Да, она может рассказать Воинову обо всем. В том числе и о том, что случилось во время ареста. Константин Георгиевич ее утешит, а потом… Он не сможет относиться к ней так, как раньше. Жалость приведет за собой презрение, а презрение – неприязнь. Тем более сильную, что ему придется убеждать себя в том, что она не виновата в своем позоре, и все такое.
– На мою долю выпало не больше несчастий, чем на долю других представителей угнетающих классов, – нарочито весело сказала она, – всем нам пришлось тяжело. Пожалуйста, если вы меня простили, не будем вспоминать… Я сама не знаю, какой бес в меня тогда вселился. Правда! Мне так стыдно, что просто ужас, но объяснить я ничего не могу.
Константин Георгиевич протянул ей ладонь с согнутым крючком мизинцем, детский символ примирения. Элеонора со смехом подала свою руку.
Кажется, Николай Владимирович еще не успел растрепать, что она сидела. И Воинов не должен об этом узнать! А с другой стороны… Он красный командир, хоть и медицинской службы. Сейчас, пока болеет, она просто сиделка, и все, а потом? Как политическое управление посмотрит на то, что военврач дружит с княжной, репутация которой запятнана тюремным заключением?

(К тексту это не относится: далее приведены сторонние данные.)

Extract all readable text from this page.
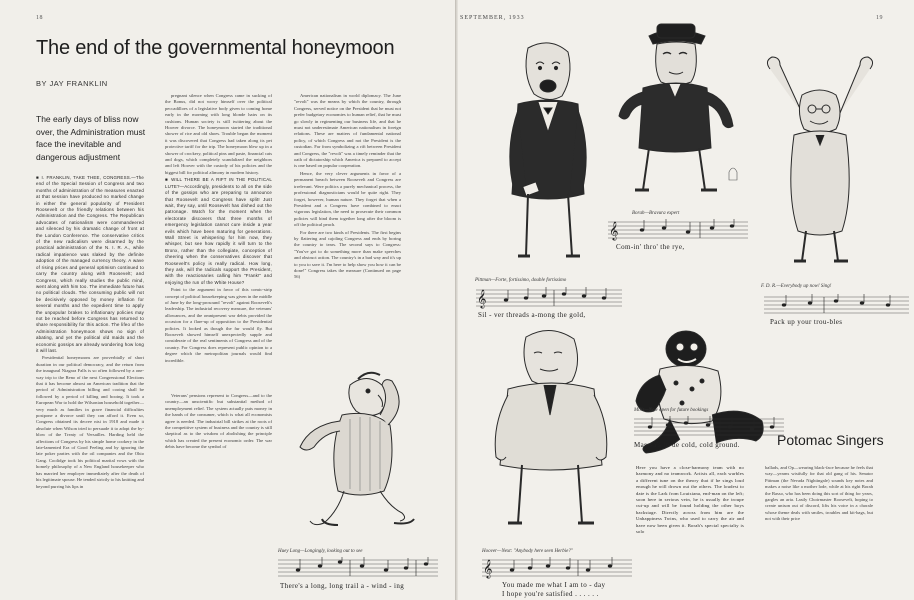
18
The end of the governmental honeymoon
BY JAY FRANKLIN
The early days of bliss now over, the Administration must face the inevitable and dangerous adjustment

■ I. FRANKLIN, TAKE THEE, CONGRESS.—The end of the Special Session of Congress and two months of administration of the measures enacted at that session have produced no marked change in either the general popularity of President Roosevelt or the friendly relations between his Administration and the Congress. The Republican advocates of nationalism were commandeered and silenced by his dramatic change of front at the London Conference. The conservative critics of the new radicalism were disarmed by the practical administration of the N. I. R. A., while radical impatience was slaked by the definite adoption of the managed currency theory. A wave of rising prices and general optimism continued to carry the country along with Roosevelt; and Congress, which really studies the public mind, went along with him too. The immediate future has no political clouds. The consuming public will not be decisively opposed by money inflation for several months and the expedient time to apply the unpopular brakes to inflationary policies may not be reached before Congress has returned to share responsibility for this action. The lifeo of the Administration honeymoon shows no sign of abating, and yet the political old maids and the economic gossips are already wondering how long it will last.

Presidential honeymoons are proverbially of short duration in our political democracy, and the return from the inaugural Niagara Falls is so often followed by a one-way trip to the Reno of the next Congressional Elections that it has become almost an American tradition that the period of Administration billing and cooing shall be followed by a period of killing and booing. It took a European War to hold the Wilsonian household together—very much as families in grave financial difficulties postpone a divorce until they can afford it. Even so, Congress obtained its decree nisi in 1918 and made it absolute when Wilson tried to persuade it to adopt the by-blow of the Treaty of Versailles. Harding held the affections of Congress by his simple home cookery in the late-lamented Era of Good Feeling and by ignoring the late poker parties with the oil companies and the Ohio Gang. Coolidge took his political marital vows with the homely philosophy of a New England housekeeper who has married her employer immediately after the death of his legitimate spouse. He tended strictly to his knitting and beyond purring his lips in

pregnant silence when Congress came in sucking of the Bonus, did not worry himself over the political peccadilloes of a legislative body given to coming home early in the morning with long blonde hairs on its cushions. Human society is still twittering about the Hoover divorce. The honeymoon started the traditional shower of rice and old shoes. Trouble began the moment it was discovered that Congress had taken along its pet protective tariff for the trip. The honeymoon blew up in a shower of crockery, political pins and paste, financial cats and dogs, which completely scandalized the neighbors and left Hoover with the custody of his policies and the biggest bill for political alimony in modern history.

■ WILL THERE BE A RIFT IN THE POLITICAL LUTE?—Accordingly, presidents to all on the side of the gossips who are preparing to announce that Roosevelt and Congress have split! Just wait, they say, until Roosevelt has dished out the patronage. Watch for the moment when the electorate discovers that three months of emergency legislation cannot cure inside a year evils which have been maturing for generations. Wall Street is whispering for him now, they whisper, but see how rapidly it will turn to the Bronx, rather than the collegiate, conception of cheering when the conservatives discover that Roosevelt's policy is really radical. How long, they ask, will the radicals support the President, with the reactionaries calling him "Frank!" and enjoying the run of the White House?

Point to the argument in favor of this comic-strip concept of political housekeeping was given in the middle of June by the long-prosound "revolt" against Roosevelt's leadership. The industrial recovery measure, the veterans' allowances, and the omnipresent war debts provided the occasion for a flare-up of opposition to the Presidential policies. It looked as though the fur would fly. But Roosevelt showed himself unexpectedly supple and considerate of the real sentiments of Congress and of the country. For Congress does represent public opinion to a degree which the metropolitan journals would find incredible.

American nationalism in world diplomacy. The June "revolt" was the means by which the country, through Congress, served notice on the President that he must not prefer budgetary economies to human relief, that he must go slowly in regimenting our business life, and that he must not underestimate American nationalism in foreign relations. These are matters of fundamental national policy, of which Congress and not the President is the custodian. Far from symbolizing a rift between President and Congress, the "revolt" was a timely reminder that the oath of dictatorship which America is prepared to accept is one based on popular cooperation.

Hence, the very clever arguments in favor of a permanent breach between Roosevelt and Congress are irrelevant. Were politics a purely mechanical process, the professional diagnosticians would be quite right. They forget, however, human nature. They forget that when a President and a Congress have combined to enact vigorous legislation, the need to prosecute their common policies will bind them together long after the bloom is off the political peach.

For there are two kinds of Presidents. The first begins by flattering and cajoling Congress and ends by boring the country to tears. The second says to Congress: "You've got to do something more than make speeches and obstruct action. The country's in a bad way and it's up to you to save it. I'm here to help show you how it can be done!" Congress takes the measure (Continued on page 56)

Veterans' pensions represent to Congress—and to the country—an unscientific but substantial method of unemployment relief. The system actually puts money in the hands of the consumer, which is what all economists agree is needed. The industrial bill strikes at the roots of the competitive system of business and the country is still skeptical as to the wisdom of abolishing the principle which has created the present economic order. The war debts have become the symbol of

Huey Long—Longingly, looking out to see
There's a long, long trail a - wind - ing
SEPTEMBER, 1933	19
Pittman—Forte, fortissimo, double fortissimo
𝄞
Sil - ver threads a-mong the gold,
Borah—Bravura expert
𝄞
Com-in' thro' the rye,

F. D. R.—Everybody up now! Sing!
Pack up your trou-bles
Hoover—Next: "Anybody here seen Herbie?"
𝄞
You made me what I am to - day
I hope you're satisfied . . . . . .
Mills—Now open for future bookings
Mas-sa's in de cold, cold ground.	Potomac Singers

Here you have a close-harmony team with no harmony and no teamwork. Artists all, each warbles a different tune on the theory that if he sings loud enough he will drown out the others. The loudest to date is the Lark from Louisiana, end-man on the left; soon here in serious vein, he is usually the troupe cut-up and will be found holding the other boys backstage. Directly across from him are the Unhappiness Twins, who used to carry the air and have now been given it. Borah's special specialty is solo

ballads, and Op—wearing black-face because he feels that way—yearns wistfully for that old gang of his. Senator Pittman (the Nevada Nightingale) sounds key notes and makes a noise like a mother lode, while at his right Borah the Basso, who has been doing this sort of thing for years, gargles an aria. Lastly Choirmaster Roosevelt, hoping to create unison out of discord, lifts his voice in a chorale whose theme deals with smiles, troubles and kit-bags, but not with their price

Вдруг Элеонора подумала, что смотрит слишком далеко. Что будет, когда Воинов поправится? Захочет ли он с ней вообще общаться? И прекрасный летний день внезапно потускнел…
Как только Константин Георгиевич смог сам, без ее поддержки выходить в коридор, он попросился в общую палату. Знаменский уговаривал, мол, для доктора всегда можно сделать некоторые поблажки, но Воинов со смехом парировал, что, лежа в палате для тяжелых, так и будет чувствовать себя больным и никогда не поправится. «Наверняка есть пациенты, которым это теперь нужнее, чем мне. А для работы над монографией, профессор, вы можете вызывать меня в свой кабинет».
И Знаменский уступил, взяв с Воинова страшную клятву ни при каких обстоятельствах не обсуждать с соседями по палате их болезни и советов не давать. Если Константин Георгиевич почувствует, что медицинские мысли его просто распирают, пусть обращается к Калинину или непосредственно к нему. «Мне тут пятая колонна не нужна!» – патетически воскликнул профессор.
Палата, куда перевели Воинова, оказалась большим залом с таким количеством кроватей, что Элеонора не смогла их сосчитать. Находиться теперь при Константине Георгиевиче неотлучно было неловко, да, строго говоря, ему больше и не требовался постоянный уход.
Теперь она приходила только в приемные часы, с пяти до семи вечера в будние дни и с одиннадцати до часу по воскресеньям. Отпуск как раз подошел к концу, она вышла на работу. По счастливому стечению обстоятельств штат операционных сестер был полностью набран, никто не болел, и старшая назначила ей одно дежурство в три дня. Это было очень удобно, Элеонора успевала и поработать, и навестить Воинова, и приготовить ему диетическую еду, и постирать, и съездить в лес. Да, ей пришлось стать ягодницей, ведь всем известно, что в землянике и чернике содержится больше всего витаминов, так необходимых для выздоровления.
Иногда ей сопутствовала Елизавета Ксаверьевна с Микки, но чаще Элеонора отправлялась в путь одна и мало-помалу полюбила эти одинокие прогулки.